The truth is, large numbers of pissed people moves your bottom line. Both schools need only look at their rival fan base in Ann Arbor to see how strength in numbers being angry gets things done. One fan has no power; 100,000 fans have plenty.

To show dissatisfaction with a host of athletic department decisions, Michigan fans simply showed they weren’t going to stand for it with their wallets. Nearly 20,000 fewer season ticket requests later — plus more losing, more people not showing up, the threat of a boycott, and a rally outside the President’s house to fire the AD — he’s gone now. If you think fan reaction didn’t have anything to do with it all, you’re nuttier than a squirrel turd.


It’s worth asking the question: Will MSU and OSU fans actually boycott? Not a chance in hell.

For one, people are self serving and want to see themselves on television, so they’ll show up. For two, very few people have the sack to stand for anything anymore, especially when it might be viewed as unpopular.

Boycotting College GameDay would assuredly get the brass at ESPN to notice, but it means large groups of people standing up for something collectively that might not be as easy or fun as just dealing with it and going anyway.

Standing up for things is hard; rolling out of bed and making a mixed drink and a pretend clever sign and waving it around for a few hours is not.
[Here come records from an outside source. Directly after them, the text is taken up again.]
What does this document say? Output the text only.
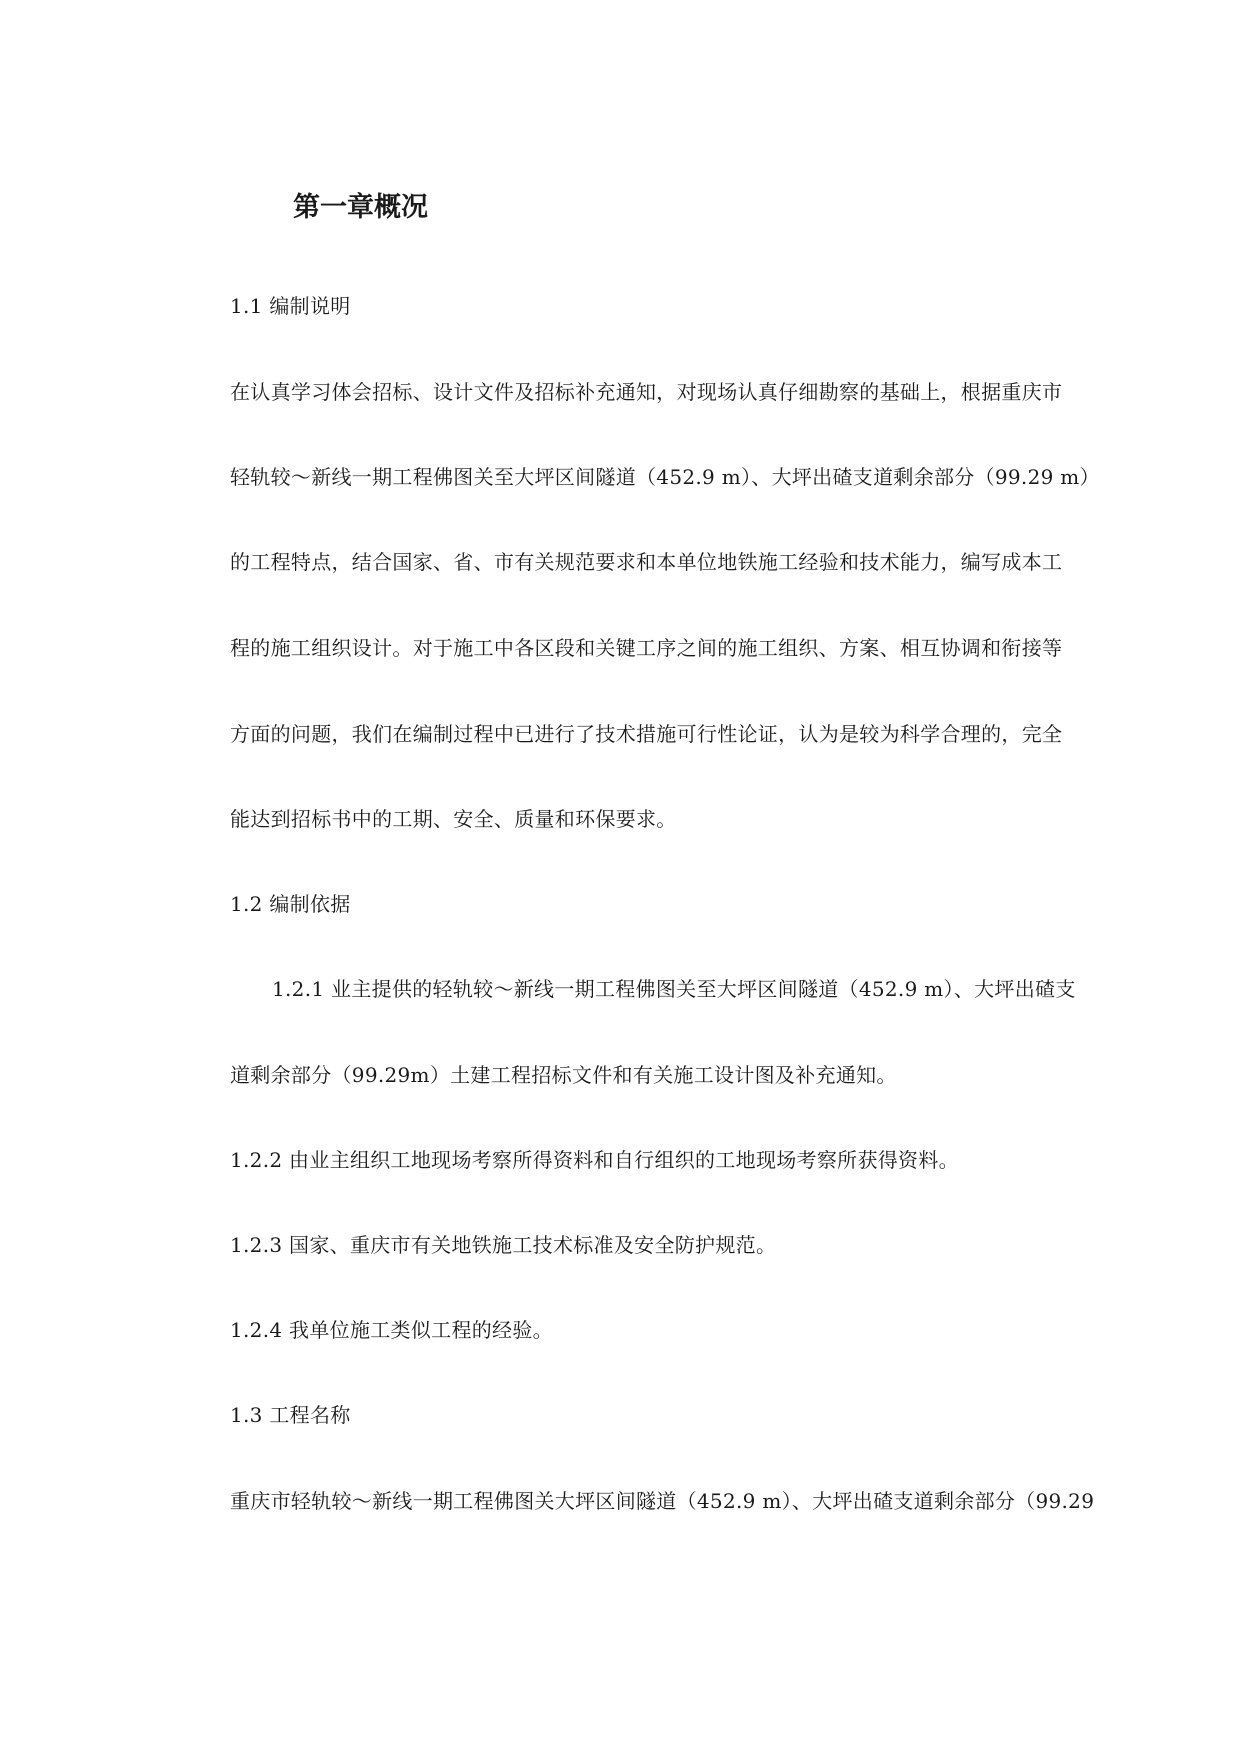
第一章概况
1.1 编制说明
在认真学习体会招标、设计文件及招标补充通知，对现场认真仔细勘察的基础上，根据重庆市
轻轨较～新线一期工程佛图关至大坪区间隧道（452.9 m）、大坪出碴支道剩余部分（99.29 m）
的工程特点，结合国家、省、市有关规范要求和本单位地铁施工经验和技术能力，编写成本工
程的施工组织设计。对于施工中各区段和关键工序之间的施工组织、方案、相互协调和衔接等
方面的问题，我们在编制过程中已进行了技术措施可行性论证，认为是较为科学合理的，完全
能达到招标书中的工期、安全、质量和环保要求。
1.2 编制依据
1.2.1 业主提供的轻轨较～新线一期工程佛图关至大坪区间隧道（452.9 m）、大坪出碴支
道剩余部分（99.29m）土建工程招标文件和有关施工设计图及补充通知。
1.2.2 由业主组织工地现场考察所得资料和自行组织的工地现场考察所获得资料。
1.2.3 国家、重庆市有关地铁施工技术标准及安全防护规范。
1.2.4 我单位施工类似工程的经验。
1.3 工程名称
重庆市轻轨较～新线一期工程佛图关大坪区间隧道（452.9 m）、大坪出碴支道剩余部分（99.29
I’ll hold out hope, though. If there’s any place where a grassroots, last-second movement can gain traction, it’s a college campus. If fans are really outraged about perceived #SECBias, they can do something about it with their time and wallets. Go to the game, cheer your guts out for your school, but do something else Saturday morning.
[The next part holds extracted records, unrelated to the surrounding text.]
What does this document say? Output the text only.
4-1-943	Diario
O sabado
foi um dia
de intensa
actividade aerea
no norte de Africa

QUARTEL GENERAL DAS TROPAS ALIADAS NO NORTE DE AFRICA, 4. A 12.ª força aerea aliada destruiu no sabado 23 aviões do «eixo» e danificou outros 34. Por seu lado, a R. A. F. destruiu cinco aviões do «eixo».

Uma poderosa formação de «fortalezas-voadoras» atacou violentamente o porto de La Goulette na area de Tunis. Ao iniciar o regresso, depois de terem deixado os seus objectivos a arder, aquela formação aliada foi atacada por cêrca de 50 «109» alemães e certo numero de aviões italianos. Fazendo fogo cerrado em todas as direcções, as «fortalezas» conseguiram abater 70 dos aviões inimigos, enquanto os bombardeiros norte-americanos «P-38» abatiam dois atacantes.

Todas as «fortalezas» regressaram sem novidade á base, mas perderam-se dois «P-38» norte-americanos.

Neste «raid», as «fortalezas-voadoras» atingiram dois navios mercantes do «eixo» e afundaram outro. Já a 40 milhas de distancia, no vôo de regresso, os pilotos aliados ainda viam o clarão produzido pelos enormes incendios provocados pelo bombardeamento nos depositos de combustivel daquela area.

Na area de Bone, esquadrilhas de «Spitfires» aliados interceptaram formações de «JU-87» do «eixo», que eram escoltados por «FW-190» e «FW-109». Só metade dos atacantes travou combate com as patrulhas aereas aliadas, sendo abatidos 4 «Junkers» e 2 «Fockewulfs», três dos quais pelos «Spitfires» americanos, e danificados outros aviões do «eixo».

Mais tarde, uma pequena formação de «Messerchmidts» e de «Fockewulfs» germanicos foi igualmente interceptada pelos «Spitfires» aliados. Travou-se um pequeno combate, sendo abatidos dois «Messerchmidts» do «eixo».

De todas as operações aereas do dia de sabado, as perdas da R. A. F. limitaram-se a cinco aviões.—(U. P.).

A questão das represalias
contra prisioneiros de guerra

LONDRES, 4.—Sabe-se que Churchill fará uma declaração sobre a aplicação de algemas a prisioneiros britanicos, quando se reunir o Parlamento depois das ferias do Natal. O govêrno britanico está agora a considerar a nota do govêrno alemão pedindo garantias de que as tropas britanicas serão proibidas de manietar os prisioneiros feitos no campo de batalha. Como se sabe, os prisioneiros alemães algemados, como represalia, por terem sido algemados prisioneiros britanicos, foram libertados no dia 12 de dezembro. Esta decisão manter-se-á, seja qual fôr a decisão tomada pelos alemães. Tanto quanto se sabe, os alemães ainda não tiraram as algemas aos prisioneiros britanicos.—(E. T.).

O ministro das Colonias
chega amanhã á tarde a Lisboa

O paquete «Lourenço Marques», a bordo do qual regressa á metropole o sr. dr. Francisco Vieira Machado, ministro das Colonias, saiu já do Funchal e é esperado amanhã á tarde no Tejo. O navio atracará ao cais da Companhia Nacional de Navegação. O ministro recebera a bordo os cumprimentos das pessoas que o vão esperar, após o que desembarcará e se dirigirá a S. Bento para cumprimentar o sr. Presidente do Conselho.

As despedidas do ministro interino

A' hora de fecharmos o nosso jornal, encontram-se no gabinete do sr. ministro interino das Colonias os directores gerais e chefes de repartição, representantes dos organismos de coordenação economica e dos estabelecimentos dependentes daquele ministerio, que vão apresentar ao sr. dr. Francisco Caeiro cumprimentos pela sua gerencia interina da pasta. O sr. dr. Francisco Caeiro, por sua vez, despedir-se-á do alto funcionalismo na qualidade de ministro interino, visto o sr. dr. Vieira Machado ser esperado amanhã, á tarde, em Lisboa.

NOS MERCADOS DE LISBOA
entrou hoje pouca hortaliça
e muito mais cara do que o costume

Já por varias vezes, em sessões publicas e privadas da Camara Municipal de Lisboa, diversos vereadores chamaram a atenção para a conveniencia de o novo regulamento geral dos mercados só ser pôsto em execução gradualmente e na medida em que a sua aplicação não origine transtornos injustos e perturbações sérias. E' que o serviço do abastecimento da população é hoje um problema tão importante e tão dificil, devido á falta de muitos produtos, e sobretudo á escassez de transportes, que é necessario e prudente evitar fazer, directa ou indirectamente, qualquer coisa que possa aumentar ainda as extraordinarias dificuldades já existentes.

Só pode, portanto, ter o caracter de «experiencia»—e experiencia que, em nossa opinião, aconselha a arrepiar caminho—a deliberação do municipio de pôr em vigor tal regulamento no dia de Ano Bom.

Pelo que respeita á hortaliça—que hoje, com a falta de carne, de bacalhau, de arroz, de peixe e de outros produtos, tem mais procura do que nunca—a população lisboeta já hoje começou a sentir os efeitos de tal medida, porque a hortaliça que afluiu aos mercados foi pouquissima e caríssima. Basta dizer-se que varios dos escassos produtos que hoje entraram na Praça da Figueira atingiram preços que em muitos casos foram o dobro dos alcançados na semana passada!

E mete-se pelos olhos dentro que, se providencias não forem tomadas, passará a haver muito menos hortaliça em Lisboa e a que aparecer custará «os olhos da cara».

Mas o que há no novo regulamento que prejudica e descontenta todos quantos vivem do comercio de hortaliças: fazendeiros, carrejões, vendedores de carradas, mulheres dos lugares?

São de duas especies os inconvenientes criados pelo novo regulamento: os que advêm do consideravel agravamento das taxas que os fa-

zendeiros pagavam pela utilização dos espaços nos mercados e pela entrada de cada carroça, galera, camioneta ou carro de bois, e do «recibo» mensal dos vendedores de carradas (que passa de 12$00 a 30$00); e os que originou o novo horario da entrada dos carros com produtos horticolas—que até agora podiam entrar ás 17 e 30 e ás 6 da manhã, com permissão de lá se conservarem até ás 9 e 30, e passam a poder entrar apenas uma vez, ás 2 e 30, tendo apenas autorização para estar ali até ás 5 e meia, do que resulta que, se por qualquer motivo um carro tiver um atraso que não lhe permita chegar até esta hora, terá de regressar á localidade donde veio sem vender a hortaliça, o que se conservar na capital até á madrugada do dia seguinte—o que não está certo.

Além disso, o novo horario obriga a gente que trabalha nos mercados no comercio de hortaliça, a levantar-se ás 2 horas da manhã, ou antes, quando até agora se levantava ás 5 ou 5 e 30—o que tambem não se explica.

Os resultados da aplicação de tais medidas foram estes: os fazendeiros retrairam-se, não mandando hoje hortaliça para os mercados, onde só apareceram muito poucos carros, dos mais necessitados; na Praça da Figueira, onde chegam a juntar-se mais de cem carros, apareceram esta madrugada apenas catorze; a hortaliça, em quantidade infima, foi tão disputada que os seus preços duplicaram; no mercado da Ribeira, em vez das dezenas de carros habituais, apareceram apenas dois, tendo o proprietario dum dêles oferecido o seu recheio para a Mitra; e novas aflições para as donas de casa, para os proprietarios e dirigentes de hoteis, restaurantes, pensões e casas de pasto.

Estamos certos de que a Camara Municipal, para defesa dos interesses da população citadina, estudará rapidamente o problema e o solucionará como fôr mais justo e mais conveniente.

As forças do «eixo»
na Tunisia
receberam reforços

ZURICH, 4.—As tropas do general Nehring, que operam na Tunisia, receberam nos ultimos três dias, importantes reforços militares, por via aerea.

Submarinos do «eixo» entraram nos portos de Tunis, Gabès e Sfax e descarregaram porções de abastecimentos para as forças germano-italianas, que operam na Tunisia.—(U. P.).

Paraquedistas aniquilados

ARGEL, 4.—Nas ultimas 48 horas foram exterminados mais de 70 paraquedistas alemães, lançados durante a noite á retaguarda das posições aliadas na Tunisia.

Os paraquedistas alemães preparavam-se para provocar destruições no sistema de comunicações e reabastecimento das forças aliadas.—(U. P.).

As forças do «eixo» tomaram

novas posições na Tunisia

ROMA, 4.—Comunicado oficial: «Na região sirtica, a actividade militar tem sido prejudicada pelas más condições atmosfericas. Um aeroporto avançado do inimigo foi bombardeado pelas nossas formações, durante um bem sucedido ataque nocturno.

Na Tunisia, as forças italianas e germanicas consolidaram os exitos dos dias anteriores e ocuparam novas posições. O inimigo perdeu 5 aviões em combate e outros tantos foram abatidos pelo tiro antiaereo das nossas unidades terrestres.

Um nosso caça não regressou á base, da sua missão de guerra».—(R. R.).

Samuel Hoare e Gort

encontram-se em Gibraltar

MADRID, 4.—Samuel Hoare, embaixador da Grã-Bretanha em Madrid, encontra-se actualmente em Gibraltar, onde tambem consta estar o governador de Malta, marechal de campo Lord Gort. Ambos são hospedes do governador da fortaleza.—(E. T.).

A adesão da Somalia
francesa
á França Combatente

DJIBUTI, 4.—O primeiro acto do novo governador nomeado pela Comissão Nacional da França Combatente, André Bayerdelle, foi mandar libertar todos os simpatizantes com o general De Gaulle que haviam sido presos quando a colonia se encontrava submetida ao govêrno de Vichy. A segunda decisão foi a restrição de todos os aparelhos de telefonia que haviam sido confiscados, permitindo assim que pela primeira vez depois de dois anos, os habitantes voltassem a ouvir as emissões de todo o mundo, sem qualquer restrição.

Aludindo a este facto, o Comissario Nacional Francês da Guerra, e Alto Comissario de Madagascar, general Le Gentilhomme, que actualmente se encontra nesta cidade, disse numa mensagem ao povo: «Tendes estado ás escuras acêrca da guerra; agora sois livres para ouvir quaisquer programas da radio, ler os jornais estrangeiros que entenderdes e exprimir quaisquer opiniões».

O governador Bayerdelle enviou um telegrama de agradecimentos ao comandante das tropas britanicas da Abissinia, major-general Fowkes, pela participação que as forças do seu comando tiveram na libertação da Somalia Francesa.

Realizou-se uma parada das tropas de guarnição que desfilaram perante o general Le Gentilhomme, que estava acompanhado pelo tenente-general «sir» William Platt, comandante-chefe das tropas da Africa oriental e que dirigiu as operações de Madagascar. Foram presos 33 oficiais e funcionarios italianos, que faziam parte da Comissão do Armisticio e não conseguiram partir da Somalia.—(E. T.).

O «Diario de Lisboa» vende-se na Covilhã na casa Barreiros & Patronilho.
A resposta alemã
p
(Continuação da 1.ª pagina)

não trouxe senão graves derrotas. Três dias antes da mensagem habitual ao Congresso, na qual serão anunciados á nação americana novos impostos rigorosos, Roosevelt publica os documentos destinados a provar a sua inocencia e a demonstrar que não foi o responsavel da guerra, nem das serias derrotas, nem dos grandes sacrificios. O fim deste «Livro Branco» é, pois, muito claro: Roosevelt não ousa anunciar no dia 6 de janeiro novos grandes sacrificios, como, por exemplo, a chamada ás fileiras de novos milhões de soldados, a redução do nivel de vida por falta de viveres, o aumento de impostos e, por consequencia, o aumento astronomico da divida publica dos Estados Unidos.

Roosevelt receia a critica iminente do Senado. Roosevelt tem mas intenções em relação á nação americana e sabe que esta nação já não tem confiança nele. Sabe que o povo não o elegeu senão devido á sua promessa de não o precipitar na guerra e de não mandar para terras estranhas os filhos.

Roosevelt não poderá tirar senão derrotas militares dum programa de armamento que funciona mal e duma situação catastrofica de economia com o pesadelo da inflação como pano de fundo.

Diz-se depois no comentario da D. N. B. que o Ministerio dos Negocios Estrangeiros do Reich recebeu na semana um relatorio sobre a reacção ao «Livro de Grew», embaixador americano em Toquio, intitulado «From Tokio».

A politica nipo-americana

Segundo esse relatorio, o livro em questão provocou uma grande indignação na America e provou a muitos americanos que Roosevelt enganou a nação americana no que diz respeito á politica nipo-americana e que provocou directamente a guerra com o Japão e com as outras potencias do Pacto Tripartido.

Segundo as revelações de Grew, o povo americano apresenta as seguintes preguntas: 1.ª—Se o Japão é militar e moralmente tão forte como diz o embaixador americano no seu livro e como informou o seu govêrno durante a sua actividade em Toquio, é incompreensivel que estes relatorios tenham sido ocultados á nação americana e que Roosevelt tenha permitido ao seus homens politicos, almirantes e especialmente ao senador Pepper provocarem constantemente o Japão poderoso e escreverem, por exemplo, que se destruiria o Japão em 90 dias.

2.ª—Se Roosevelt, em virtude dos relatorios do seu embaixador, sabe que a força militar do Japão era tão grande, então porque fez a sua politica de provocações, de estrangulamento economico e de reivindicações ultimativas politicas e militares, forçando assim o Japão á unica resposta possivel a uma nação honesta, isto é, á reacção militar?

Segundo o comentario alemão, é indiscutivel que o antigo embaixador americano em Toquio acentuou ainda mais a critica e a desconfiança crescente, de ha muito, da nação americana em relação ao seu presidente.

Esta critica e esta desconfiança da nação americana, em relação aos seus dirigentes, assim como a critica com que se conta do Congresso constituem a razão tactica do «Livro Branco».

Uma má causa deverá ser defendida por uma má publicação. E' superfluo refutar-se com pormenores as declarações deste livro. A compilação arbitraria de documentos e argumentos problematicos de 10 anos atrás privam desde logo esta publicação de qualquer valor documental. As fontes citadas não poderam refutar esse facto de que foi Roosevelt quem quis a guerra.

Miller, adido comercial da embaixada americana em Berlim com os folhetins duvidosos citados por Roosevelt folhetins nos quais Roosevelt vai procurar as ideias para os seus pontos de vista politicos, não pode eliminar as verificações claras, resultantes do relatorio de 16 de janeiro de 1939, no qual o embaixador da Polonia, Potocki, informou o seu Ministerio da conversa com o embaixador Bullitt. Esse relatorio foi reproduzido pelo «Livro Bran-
If fans really think #SECBias exists, great. If they don’t, all the same, great. However, if you’re mad about something … anything … understand you have the power to do something about it. Apathy is the bedfellow of the status quo.

Do whatever you young people do these days to try and fruitlessly force change. Hashtag it, message-board talk about it, whatever. But #BoycottCollegeGameday if you care that much. Share it on Twitter, Facebook, Instasnap or whatever they are. (It’s easy to lose track with all the names as they blur together.)

But as with anything else, don’t complain about things if you’re unwilling to change them. Come along. #BoycottCollegeGameday this Saturday.

Stand for something… and stand anywhere except in the vicinity of ESPN’s broadcast setup near Spartan Stadium at 9:00 in the morning.